ES&S’s lawyers claim that certain facts (which they call “accusations”) are “false, defamatory, and disparaging”, namely: that the “ExpressVote XL can add, delete, or change the votes on individual ballots”, that the ExpressVote XL will “deteriorate our security and our ability to have confidence in our elections,” and that it is a “bad voting machine.”

Well, let me explain it for you. The ExpressVote XL, if hacked, can add, delete, or change votes on individual ballots — and no voting machine is immune from hacking. That’s why optical-scan voting machines are the way to go, because they can’t change what’s printed on the ballot. And let me explain some more: The ExpressVote XL, if adopted, will deteriorate our security and our ability to have confidence in our elections, and indeed it is a bad voting machine. And expensive, too!
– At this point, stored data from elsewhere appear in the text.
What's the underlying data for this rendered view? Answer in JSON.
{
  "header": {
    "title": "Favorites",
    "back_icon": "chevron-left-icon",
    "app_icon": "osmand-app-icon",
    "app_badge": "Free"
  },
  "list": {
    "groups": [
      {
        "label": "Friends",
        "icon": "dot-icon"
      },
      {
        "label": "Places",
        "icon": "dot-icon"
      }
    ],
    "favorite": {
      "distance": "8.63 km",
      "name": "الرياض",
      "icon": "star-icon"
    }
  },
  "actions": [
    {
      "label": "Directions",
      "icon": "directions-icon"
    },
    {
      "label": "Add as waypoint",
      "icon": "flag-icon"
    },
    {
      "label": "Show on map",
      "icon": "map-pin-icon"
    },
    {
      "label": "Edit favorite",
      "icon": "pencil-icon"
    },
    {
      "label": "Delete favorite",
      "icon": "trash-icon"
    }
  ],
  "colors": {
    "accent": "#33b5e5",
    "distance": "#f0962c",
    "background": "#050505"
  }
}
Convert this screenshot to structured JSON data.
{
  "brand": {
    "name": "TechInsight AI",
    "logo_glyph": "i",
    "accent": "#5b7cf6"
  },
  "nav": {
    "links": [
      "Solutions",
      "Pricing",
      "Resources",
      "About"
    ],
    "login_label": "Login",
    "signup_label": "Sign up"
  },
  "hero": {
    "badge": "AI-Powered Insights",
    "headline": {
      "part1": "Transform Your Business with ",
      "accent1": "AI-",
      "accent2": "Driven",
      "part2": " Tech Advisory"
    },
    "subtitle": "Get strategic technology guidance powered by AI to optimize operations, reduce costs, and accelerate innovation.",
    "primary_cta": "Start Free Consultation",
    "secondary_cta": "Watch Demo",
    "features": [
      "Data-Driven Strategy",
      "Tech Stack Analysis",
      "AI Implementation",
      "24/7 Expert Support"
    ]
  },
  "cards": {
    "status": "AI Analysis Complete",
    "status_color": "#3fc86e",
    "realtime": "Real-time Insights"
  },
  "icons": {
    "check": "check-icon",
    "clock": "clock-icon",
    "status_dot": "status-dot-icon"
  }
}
It’s been clearly explained in the peer-reviewed literature how touch-screen voting machines–even the ones like the XL that print out paper ballots–can (if hacked) alter votes; and how most voters won’t notice; and how even if some voters do notice, there’s no way to correct the election result. And it’s been explained why machines like the ExpressVote XL are particularly insecure–as I said, see section 8 of this paper*.
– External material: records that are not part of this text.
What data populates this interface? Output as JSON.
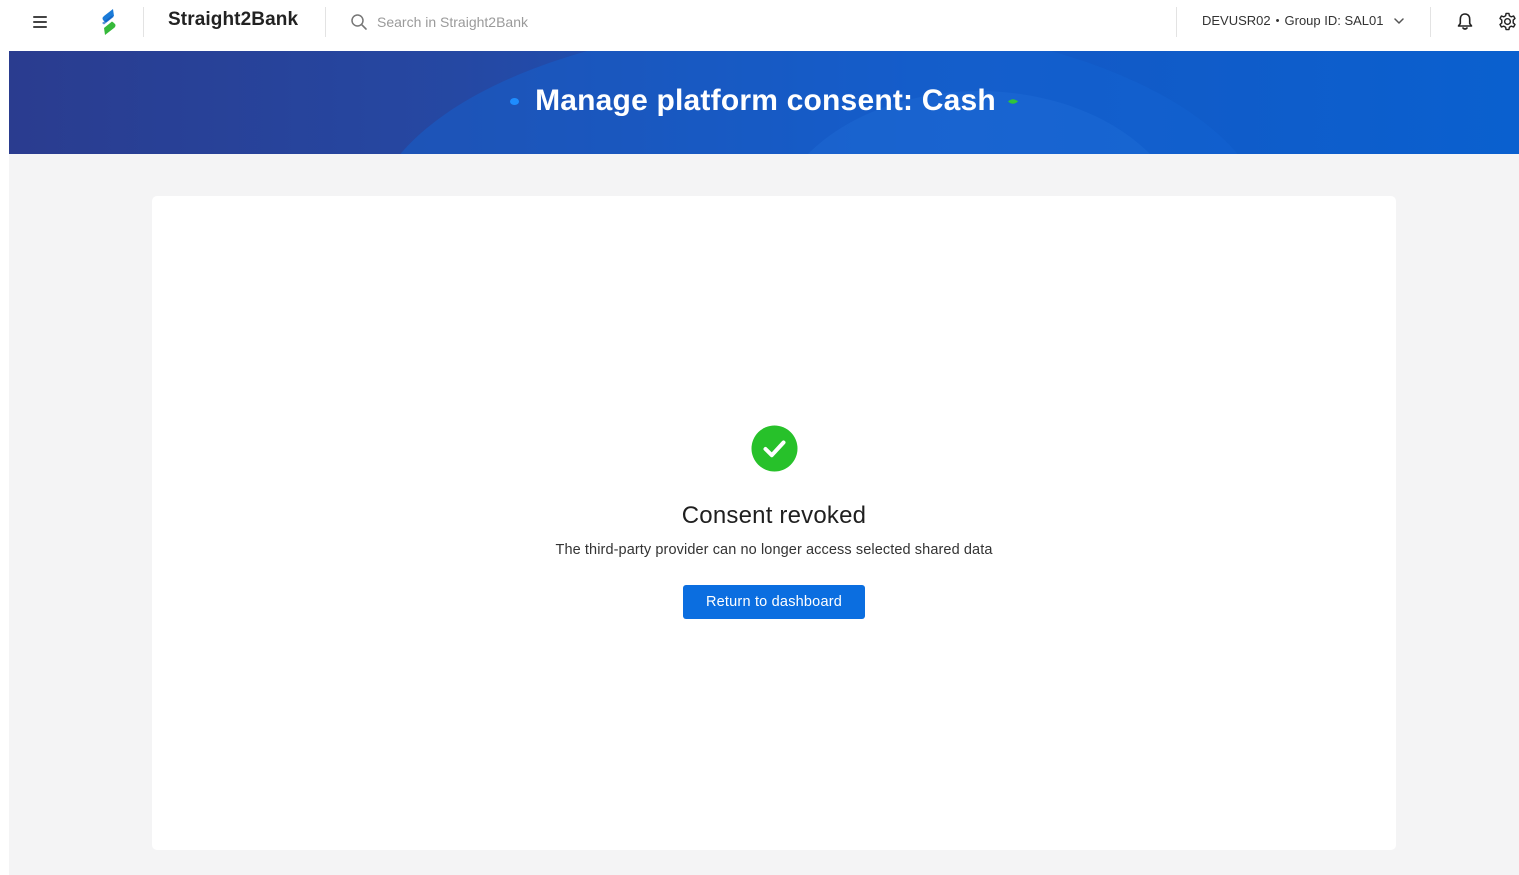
{
  "header": {
    "brand": "Straight2Bank",
    "search_placeholder": "Search in Straight2Bank",
    "user": {
      "username": "DEVUSR02",
      "separator": "•",
      "group": "Group ID: SAL01"
    },
    "icons": [
      "menu-icon",
      "sc-logo-icon",
      "search-icon",
      "chevron-down-icon",
      "bell-icon",
      "gear-icon"
    ]
  },
  "banner": {
    "title": "Manage platform consent: Cash"
  },
  "result": {
    "icon": "check-circle-icon",
    "title": "Consent revoked",
    "description": "The third-party provider can no longer access selected shared data",
    "button_label": "Return to dashboard"
  },
  "colors": {
    "primary_button": "#0b6ee0",
    "success": "#27c12a",
    "banner_start": "#2a3c8f",
    "banner_end": "#0a60cf"
  }
}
And it’s pretty clear that the folks at SMART Elections are aware of these scientific studies, and are basing their journalism and advocacy on good science.

I’ll summarize here what’s explained in the paper: how the ExpressVote XL, if hacked, can change votes. If the machine is hacked, the software can do whatever the hacker has programmed, but the hacker can’t change the hardware. The hardware includes a thermal printer that can make black marks (i.e., print text or barcodes or whatever) on the paper, but the hardware can’t erase marks. Therefore you might think the ExpressVote XL, even if hacked, couldn’t alter votes. But consider this: suppose there are 15 contests on the ballot; suppose the voter makes choices for all 13 contests and chooses not to vote for State Senator. Then what the legitimate software does is, in the line for State Senator, print NO SELECTION MADE. But the hacked software could simply leave that line blank–then, when the voter has reviewed the ballot (or not bothered to), the ballot card is pulled past the printhead into the ballot box, and the printhead (under control of hacked software) can print in a vote for Candidate Smith. Few voters will be worried that the line is blank rather than filled in with NO SELECTION MADE.
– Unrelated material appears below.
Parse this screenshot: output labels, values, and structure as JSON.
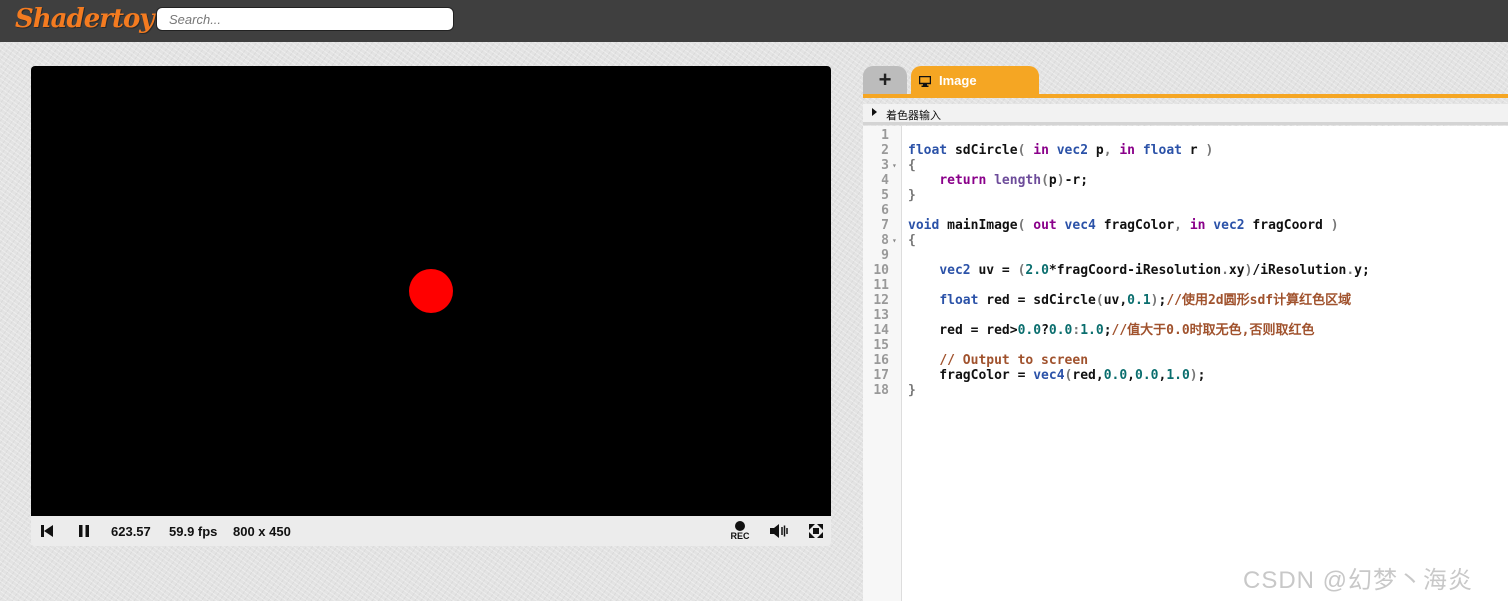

You might think, “OK, the ExpressVote XL can fill in undervotes, that’s bad, but it can’t change votes.” But it can! Here is the mechanism: Suppose the voter makes choices in all 15 contests, and chooses Jones for State Senator. The hacked software can print a ballot card with only 14 contests, and leave blank spaces for State Senator. Then, after the voter reviews the ballot card behind glass, the card moves past the printhead into the ballot box. At this time the hacked software can print the hacker’s choice (Smith) for State Senator. If most humans were really good at checking their printout line-by-line with what they marked on the touchscreen, this wouldn’t succeed because the voter would notice the missing line, but voters are only human.

More details and explanation are in the paper*.

* Ballot-Marking Devices Cannot Assure the Will of the Voters, by Andrew W. Appel, Richard A. DeMillo, and Philip B. Stark. Election Law Journal, vol. 19 no. 3, pp. 432-450, September 2020. Non-paywall version, differs in formatting and pagination.